As the revelers continue celebrating, the Delta 2 space station is attacked by strange lights. When Halstead sends men to investigate, the people they find are frozen stiff. “Seems like they all died from fright,” reports back one rescue team member. They realize some of the frozen people are still alive.

The attack is the result of the Diaphanoids, malevolent creatures made of light. “You can’t stop them. They’re lights but they have shape. They’re more than light! They’re things! They’re things!”

Then the Delta 2 space station completely disappears, followed by Alpha 1 and Alpha 2 space stations also disappearing.

Back on Gamma 1, when the Diaphanoids attack, Commander Halstead moves everyone into a room fortified with lead titanium walls. It is a move that saves their lives. “They can’t get through. That was my hunch.” A couple blasts of radiation send the Diaphanoids scurrying away.

Captain Dubois is commandeered by the aliens. His body is used as a vessel to communicate with the humans. He takes Michael Halstead and his crew to their planet. (Connie Gomez has also been taken to the alien’s planet. Connie and Michael constantly bicker like a couple of little kids, but they seem to like one another.)

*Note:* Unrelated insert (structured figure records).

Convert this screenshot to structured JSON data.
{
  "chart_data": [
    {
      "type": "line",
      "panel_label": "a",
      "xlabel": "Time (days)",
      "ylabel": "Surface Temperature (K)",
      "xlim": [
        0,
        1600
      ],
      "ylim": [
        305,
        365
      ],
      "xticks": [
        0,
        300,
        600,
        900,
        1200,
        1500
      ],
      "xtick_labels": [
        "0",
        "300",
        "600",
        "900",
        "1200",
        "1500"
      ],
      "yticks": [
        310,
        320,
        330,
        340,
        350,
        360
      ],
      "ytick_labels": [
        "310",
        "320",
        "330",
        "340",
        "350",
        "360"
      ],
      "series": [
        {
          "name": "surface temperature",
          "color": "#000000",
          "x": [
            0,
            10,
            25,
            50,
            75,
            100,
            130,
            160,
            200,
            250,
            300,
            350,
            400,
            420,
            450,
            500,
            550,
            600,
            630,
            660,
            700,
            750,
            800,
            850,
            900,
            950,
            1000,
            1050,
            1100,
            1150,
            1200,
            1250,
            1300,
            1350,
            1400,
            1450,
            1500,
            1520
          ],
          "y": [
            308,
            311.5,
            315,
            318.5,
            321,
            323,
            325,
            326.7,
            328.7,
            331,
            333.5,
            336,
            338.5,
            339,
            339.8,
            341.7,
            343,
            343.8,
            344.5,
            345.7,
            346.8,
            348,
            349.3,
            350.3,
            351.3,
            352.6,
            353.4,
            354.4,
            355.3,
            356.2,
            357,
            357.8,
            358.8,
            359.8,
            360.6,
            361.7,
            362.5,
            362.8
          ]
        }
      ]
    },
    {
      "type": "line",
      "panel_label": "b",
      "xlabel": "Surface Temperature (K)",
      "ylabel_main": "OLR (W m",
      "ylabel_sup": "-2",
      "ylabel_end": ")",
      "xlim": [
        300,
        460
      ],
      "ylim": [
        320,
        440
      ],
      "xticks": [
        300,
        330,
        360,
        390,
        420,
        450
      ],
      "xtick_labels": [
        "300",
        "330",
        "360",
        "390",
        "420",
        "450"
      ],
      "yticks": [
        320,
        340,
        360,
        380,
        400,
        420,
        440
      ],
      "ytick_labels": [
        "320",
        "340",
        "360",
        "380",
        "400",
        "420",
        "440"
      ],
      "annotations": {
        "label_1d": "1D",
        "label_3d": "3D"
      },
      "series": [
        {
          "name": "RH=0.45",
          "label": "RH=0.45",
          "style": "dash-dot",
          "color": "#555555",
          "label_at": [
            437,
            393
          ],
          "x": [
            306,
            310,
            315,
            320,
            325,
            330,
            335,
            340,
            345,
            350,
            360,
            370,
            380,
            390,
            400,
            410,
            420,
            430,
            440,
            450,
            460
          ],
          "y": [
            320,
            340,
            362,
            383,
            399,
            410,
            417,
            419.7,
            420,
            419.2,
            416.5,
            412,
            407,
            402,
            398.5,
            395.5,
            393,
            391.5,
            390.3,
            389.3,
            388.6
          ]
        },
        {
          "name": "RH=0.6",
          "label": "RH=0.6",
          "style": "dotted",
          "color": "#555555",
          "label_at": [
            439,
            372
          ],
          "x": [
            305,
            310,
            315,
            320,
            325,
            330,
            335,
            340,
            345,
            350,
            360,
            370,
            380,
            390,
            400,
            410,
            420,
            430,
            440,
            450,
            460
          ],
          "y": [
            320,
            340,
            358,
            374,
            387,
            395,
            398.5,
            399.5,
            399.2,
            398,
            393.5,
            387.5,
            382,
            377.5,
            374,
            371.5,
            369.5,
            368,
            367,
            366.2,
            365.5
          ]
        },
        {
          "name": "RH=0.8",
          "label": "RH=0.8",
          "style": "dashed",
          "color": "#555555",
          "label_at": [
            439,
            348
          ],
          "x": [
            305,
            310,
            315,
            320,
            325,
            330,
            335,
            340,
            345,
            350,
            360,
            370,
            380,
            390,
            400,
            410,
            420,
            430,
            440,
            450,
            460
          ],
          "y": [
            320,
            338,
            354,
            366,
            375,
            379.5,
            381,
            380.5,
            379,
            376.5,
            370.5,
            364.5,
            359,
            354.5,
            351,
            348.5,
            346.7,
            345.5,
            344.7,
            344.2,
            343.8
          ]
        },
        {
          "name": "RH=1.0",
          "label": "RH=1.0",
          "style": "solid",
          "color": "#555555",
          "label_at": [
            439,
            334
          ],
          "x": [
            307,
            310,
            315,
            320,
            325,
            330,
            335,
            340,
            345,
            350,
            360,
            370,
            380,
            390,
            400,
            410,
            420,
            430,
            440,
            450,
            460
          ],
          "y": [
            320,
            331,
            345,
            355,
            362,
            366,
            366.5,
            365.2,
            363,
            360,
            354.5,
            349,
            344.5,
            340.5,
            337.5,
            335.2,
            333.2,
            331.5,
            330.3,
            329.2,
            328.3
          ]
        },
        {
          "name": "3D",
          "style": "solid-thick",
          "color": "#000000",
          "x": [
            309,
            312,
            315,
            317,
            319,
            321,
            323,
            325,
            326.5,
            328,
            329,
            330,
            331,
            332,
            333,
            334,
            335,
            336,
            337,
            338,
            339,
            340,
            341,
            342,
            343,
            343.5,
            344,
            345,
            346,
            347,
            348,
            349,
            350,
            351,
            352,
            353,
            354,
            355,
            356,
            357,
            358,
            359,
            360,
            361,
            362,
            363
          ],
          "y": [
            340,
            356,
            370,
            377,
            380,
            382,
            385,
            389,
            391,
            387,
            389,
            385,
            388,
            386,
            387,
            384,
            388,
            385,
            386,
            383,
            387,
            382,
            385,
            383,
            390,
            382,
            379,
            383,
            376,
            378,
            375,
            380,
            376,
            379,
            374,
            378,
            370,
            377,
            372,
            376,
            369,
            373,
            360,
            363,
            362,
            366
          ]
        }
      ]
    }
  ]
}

General Halstead, Michael’s father, gives Michael and his men a small window of time to save as many abducted people from the alien planet before he blows it up.

Halstead and his troops locate Delta 2 personnel tossed away like garbage on the alien’s mining planet. Any living bodies are serving as hosts for the aliens.

Time is ticking away and General Halstead is hot to press the button that will blow the Diaphanoid’s planet out of the cosmos.

Will Michael Halstead save Connie Gomez and the others from the clutches of the Diaphanoids? Will he survive to live another outer space adventure? Will he keep bickering with Connie Gomez if he gets her to safety?

I won’t spoil the fun this science fiction comic adventure delivers. War of the Planets is a fun Italian space opera that is part of a four chapter series. The other movies in the series include Wild, Wild Planet (1966), War Between the Planets (1966) and The Snow Devils (1967). They are all pulp space tales of heroic men of action and women in peril, told just before man actually walked on the moon.

The miniature effects are pretty fun, the space fashions are shiny, and the interior sets are colorful and mod. Not the entire same cast is in all the movies of the series, as the Gamma 1 space station is the main continuity throughout the series. All of the films were directed by Antonio Margheriti, who used the name Anthony Dawson.

I encourage you to give these films a watch, especially if you are a fan of pulpy 60’s space adventures. War of the Planets, Wild, Wild Planet and The Snow Devils are all available on the Warner Brothers Archive Collection DVD-Rs. War Between the Planets is available on a double feature disc with Creation of the Humanoids by Dark Sky Films.

(I don’t know how familiar fans are with these movies. From what I could locate, these movies don’t seem to have had much of a Home Video presence. I could only dig up an old Midnight Madness VHS copy of War Between the Planets, which was released under the TV title Planet on the Prowl, from Montgomery Home Video, from the mid 80’s. Before these DVD/DVD-R releases, I could only find that Wild, Wild Planet had been released on Laserdisc by MGM.)